Although restrictions have started to ease, the impact of the coronavirus has hit the residential rental market hard and rents have already fallen by around 5% – 10%. But what areas are hardest hit, how far will they fall and how long will it take before they climb back up?
It is not just people losing their job or business income that has created the fall in rents. There has been a sharp spike in the supply of available apartments for rent from the follow areas.
1. Short stay apartments now being offered on the longer term rental market.
2. Hotels like Fraser Place Melbourne offering hotel rooms for longer term rental.
3. HomePooling – where several households are moving in together freeing up more apartments for lease.
… and then a drop in demand from new occupiers because
1. Tourism and events and travel have completely stopped.
2. Tertiary education and especially foreign students coming to Australia is on hold.
3. People including existing tenants are unwilling or unable to move homes.
4. Open for inspections
Consequently, areas that have a lot of short stay apartments and university students such as CBD’s and holiday locations have been the hardest hit. According to SQM research Melbourne CBD vacancy hit 7.6% and Southbank 13% with the exodus of tenants creating the largest one month rise in vacancy rates ever recorded.
SQM research also report that across all of Melbourne the total vacancy rate in Melbourne was 2.8% in April 2020 compared to 1.8% in April 2019 which represents about 6,000 additionally vacant homes.
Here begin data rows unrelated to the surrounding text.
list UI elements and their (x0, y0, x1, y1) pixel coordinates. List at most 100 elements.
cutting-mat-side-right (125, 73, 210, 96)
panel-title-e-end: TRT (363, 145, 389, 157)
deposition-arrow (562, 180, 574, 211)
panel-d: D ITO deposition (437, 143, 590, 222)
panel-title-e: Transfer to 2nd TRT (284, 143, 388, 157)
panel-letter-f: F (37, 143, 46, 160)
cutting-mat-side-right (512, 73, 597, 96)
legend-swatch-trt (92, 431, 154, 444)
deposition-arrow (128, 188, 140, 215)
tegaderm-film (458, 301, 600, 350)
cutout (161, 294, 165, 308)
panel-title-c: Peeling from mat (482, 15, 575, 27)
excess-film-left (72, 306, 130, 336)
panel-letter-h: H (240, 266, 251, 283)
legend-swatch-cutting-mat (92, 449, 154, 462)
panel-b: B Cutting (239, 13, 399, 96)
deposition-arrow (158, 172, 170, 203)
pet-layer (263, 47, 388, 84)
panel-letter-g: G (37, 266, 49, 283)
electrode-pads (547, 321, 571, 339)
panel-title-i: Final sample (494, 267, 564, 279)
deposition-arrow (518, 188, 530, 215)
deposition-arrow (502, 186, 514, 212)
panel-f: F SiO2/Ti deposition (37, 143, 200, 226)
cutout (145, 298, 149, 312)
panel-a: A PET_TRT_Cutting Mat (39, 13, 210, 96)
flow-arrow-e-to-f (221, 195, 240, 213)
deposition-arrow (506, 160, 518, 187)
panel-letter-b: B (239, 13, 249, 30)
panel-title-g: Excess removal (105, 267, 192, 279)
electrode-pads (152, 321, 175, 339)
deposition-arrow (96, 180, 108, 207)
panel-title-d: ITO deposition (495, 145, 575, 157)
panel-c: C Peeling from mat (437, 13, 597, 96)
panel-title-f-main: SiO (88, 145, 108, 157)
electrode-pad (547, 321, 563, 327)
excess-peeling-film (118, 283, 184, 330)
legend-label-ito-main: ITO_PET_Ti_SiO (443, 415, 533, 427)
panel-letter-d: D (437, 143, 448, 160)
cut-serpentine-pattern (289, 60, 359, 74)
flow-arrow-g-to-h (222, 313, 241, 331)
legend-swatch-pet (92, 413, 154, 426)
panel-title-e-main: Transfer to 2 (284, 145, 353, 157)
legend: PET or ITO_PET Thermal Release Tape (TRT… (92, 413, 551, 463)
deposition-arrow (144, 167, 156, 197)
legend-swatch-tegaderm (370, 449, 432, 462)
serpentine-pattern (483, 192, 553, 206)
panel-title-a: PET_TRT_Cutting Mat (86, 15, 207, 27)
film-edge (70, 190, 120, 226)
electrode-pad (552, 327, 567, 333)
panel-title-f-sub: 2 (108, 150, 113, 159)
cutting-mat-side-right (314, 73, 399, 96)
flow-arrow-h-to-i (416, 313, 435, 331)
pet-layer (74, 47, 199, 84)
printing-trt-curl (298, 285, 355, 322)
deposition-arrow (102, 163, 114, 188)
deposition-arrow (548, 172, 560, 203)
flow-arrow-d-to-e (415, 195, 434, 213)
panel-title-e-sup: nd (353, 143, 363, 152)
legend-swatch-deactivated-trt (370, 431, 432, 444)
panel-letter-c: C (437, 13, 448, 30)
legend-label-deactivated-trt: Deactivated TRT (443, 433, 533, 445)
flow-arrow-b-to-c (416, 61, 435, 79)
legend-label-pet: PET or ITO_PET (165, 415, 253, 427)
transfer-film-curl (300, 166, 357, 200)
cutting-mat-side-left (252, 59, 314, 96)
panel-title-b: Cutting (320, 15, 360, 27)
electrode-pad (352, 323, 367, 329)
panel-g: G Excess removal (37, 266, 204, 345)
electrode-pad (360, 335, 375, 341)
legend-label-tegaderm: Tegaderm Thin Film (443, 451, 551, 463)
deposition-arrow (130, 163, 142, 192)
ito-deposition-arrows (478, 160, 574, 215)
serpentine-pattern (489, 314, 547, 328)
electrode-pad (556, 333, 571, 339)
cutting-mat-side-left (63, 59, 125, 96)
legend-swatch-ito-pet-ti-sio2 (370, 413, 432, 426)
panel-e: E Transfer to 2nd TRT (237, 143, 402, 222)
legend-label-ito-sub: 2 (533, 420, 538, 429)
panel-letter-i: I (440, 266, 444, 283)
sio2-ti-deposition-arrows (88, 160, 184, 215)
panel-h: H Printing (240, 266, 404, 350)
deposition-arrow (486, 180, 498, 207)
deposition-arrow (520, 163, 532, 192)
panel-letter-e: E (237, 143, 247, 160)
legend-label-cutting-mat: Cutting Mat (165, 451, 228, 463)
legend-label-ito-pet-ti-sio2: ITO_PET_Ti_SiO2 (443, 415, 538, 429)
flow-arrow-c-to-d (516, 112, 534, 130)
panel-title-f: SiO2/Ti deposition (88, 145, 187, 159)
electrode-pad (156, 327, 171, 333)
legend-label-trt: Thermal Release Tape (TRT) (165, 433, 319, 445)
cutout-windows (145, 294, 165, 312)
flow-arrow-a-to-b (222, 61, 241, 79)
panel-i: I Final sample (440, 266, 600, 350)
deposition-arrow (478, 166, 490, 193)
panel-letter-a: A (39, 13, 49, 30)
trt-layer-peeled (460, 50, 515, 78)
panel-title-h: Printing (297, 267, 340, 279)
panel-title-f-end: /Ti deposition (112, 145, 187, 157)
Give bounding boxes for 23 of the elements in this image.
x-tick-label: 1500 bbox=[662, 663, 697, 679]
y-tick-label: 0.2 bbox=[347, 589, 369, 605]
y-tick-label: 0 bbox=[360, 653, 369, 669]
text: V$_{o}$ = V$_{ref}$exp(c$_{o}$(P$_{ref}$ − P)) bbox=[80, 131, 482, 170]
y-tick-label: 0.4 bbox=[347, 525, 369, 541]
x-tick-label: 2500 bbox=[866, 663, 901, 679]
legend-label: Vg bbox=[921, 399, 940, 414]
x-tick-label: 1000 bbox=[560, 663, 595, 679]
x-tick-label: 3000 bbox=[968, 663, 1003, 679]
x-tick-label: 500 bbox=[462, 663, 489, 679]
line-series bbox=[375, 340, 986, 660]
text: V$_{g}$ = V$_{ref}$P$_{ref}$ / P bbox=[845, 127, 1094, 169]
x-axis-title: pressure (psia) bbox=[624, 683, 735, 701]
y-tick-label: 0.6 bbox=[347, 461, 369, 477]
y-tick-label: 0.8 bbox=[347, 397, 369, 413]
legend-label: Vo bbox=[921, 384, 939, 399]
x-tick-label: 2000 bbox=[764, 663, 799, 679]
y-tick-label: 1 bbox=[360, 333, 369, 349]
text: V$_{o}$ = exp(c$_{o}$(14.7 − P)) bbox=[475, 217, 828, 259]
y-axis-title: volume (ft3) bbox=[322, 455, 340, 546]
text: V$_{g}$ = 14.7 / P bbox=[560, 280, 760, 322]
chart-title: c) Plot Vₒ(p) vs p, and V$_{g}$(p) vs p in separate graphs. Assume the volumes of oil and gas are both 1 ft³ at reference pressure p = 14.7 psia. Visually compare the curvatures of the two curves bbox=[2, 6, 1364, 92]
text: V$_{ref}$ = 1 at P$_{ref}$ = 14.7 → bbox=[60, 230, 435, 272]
At Wood Property the level of potential new tenants booking inspections has dropped from about 8 per property per day to 1 new enquiry per property every second day and tenants that are looking to move are “shopping” on price and quality. Also, existing tenants with an expired lease are negotiating a new lower rent or will move out to a cheaper or better apartment.
To understand how far will rents fall and when will they recover, we need to know how many more properties will come on to the rental market and how long the restrictions on travel, events, hospitality and education will last. Whilst we don’t know this definitively, we do know there is a natural occupancy base level. We also know groups like IMF (International Monetary Fund) have forecast Australia will see a sharp period of economic growth in 2021 similar to the size of the decline.
As travel and hospitality resumes later this year the rental market will start to tighten, and rents will start to rise.
Underlying all this is the well document forecast housing shortage that will start to bite harder than predicted in 2021 given the further slowdown caused by Covid-19 which will retard the already light pipeline of new apartment projects.
With restrictions now starting to easy and the road map out of Covid-19 becoming clearer I think rents have already bottomed out down 10% from pre Covid-19 levels. They will stay at that level for the next 6 months (Q2 and Q3 2020) before starting to climb back and recover in the normally busy Summer rental season from Q4 2020 to Q1 2021. The hardest hit areas will stay subdued for 12 months from now and won’t start to recover until mid 2021.
It will be more commonplace for apartments to take a few more weeks than usual to find a suitable tenant. But don’t just grab the first one that comes along. It’s more important than ever to scrutinise the tenants closely to get the best one and give you greater income security for what ever the next few years have install.